Luz nas trevas si presenta come il sequel di O Bandido da Luz Vermelha (Il bandito dalla Luce Rossa), opera del ’68 anch’essa in proiezione oggi 12/8 a Locarno. Con questo film, che il regista presentò come “un western del terzo mondo”, l’allora giovanissimo Rogério Sganzerla fece scoccare la scintilla che innescò il cosiddetto movimento del Cinema Marginal, sotto la cui ispirazione un gruppo di registi brasiliani iniziò a produrre film ad alto potenziale sociologico e a basso costo.
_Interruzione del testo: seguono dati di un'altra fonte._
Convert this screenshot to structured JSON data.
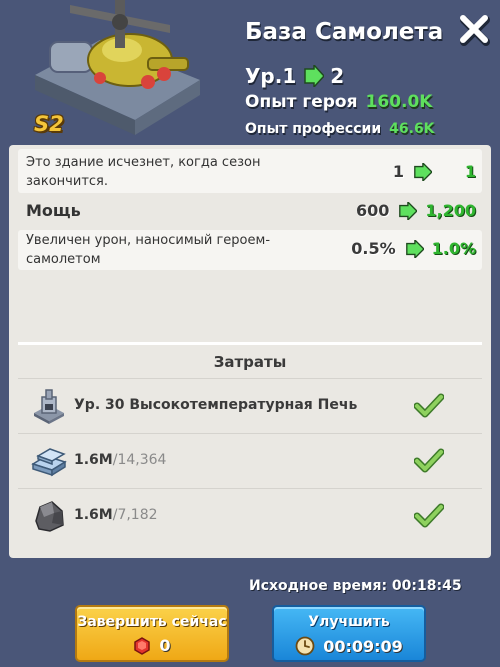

Quei registi presero a impiegare come attori la gente di strada, le stesse persone di cui le loro storie narravano, denunciando l’emarginazione e la povertà che regnavano nel loro paese.
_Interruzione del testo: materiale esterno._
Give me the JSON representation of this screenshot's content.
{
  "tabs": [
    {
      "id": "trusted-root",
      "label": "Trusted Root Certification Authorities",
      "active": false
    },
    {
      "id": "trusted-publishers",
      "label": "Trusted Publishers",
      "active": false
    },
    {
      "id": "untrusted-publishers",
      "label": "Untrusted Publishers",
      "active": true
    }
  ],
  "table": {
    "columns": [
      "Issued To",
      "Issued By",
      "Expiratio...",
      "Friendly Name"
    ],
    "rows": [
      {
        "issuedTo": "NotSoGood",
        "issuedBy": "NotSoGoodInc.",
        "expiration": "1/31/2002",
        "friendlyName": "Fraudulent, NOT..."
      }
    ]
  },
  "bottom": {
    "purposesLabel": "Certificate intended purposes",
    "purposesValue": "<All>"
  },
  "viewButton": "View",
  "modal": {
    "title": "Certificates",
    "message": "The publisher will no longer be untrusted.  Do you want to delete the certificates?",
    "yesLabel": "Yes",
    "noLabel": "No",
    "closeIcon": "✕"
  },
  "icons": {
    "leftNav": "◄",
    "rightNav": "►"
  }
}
Ma non c’è traccia, in Luz nas trevas, di quella novità estetica e politica che animava il cinema marginale o dei marginali, soprattutto perchè le gesta criminose del nuovo protagonista, soprannominato Tudo o Nada (Tutto o Niente) e figlio d’arte del bandito fascinoso di Sganzerla, si svolgono in un Brasile anonimo, di cui non si intravede nemmeno l’umore sociale e politico. Il Brasile di Luz nas trevas serve solo da contesto ai seriali crimini del figlio e alla fuga del padre, in fase di bilancio esistenziale, dalla lunga detenzione. Così che, contrariamente alle aspirazioni dei registi che rivendicano per il loro film “la continuità della luminosità”, la luce rossa si è spenta. E quel che ne rimane, data la sceneggiatura debole e molto scontata, è un film di genere.

Article 12Waiking up in a survellaince society di Biaiñ invece è un docu-fim che somiglia ad un saggio di letteratura socio-politica. E pazienza se persino il Foglio.it, prendendo strumentalmente “lucciole per lanterne”, elogia il lungometraggio come un film contro le intercettazioni, trascinando per la collottola un’opera di ben altre ambizioni nella melma delle squallide vicende governative e parlamentari italiane.
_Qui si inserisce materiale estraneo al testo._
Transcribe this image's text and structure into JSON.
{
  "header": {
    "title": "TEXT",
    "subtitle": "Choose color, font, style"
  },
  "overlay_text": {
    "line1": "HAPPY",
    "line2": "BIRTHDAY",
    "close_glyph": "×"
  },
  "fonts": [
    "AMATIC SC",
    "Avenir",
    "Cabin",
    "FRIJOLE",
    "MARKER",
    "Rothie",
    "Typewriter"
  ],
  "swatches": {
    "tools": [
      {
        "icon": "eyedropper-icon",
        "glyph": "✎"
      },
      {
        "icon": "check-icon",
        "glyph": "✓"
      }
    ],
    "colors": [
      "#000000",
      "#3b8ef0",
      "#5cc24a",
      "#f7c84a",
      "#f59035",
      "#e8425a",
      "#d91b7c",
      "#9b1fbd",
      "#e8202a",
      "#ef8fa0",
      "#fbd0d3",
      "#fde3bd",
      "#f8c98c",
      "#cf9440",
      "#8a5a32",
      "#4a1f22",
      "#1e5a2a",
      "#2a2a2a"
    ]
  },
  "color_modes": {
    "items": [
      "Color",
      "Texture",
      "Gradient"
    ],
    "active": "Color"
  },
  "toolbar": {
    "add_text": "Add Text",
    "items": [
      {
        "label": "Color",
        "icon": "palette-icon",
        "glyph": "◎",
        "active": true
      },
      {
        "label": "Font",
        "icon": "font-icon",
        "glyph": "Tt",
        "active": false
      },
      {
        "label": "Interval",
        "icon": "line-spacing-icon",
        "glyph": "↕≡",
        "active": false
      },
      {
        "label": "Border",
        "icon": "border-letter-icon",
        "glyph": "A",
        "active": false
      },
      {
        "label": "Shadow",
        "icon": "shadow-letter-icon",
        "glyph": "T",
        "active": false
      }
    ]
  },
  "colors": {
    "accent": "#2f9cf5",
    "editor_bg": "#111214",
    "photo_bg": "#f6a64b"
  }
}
Spazziamo via i malintesi: Article 12, spiacenti, non è un film sulle intercettazioni ai telefoni dei corrotti e dei criminali (italiani), uno dei pochi strumenti di controllo che una democrazia dovrebbe considerare legittimi. È invece un film che, a partire dall’Articolo 12 della Dichiarazione universale dei diritti umani, quello in cui si pone il diritto ad una vita privata, conduce uno studio sul concetto di “privacy”, in tutte le sue declinazioni e e i suoi risvolti contemporanei: nella politica, nel traffico, nelle banche, nei negozi, nell’informazione, nella rete.

Il tema viene problematizzato con una serie di interviste “pesanti”: al linguista e critico mass-mediologico Noam Chomsky, all’attivista dei diritti umani Simon Davis, alla sociologa Kate Gilmore, all’hacker Emmanuel Goldstein, al musicista Brian Eno.

Dal film emerge che il diritto ad una sfera privata è preliminare e indispensabile per l’esercizio di tutti gli altri diritti. Quell’articolo12 non sancisce altro se non la famosa libertà individuale di Locke, filosofo precursore dell’idea liberale di stato, per cui unico motivo di esistere dell’autorità statuale è la difesa strenua delle libertà personali dei suoi cittadini. Le stesse libertà che oggi sono minacciate proprio da quei governi che con una mano si professano liberali e con l’altra costruiscono -attraverso le leggi, i media e il consumo- una gabbia di controllo sui pensieri e sui comportamenti delle persone, allo scopo di orientarne il consenso. Sicurezza in cambio di privacy, questa è l’offerta indeclinabile che i governi occidentali fanno alla loro gente.

Il film individua così il perverso meccanismo attraverso il quale sono i cittadini stessi ad incoraggiare lo stato a esercitare sempre più controllo. Di fronte alla precarietà incombente della vita quotidiana, infatti, la paura delle persone, su cui i media soffiano a pieni polmoni, diventa il cavallo di Troia con cui il potere si intrufola nei confini idealmente inviolabili eppure ripetutamente violati delle loro vite.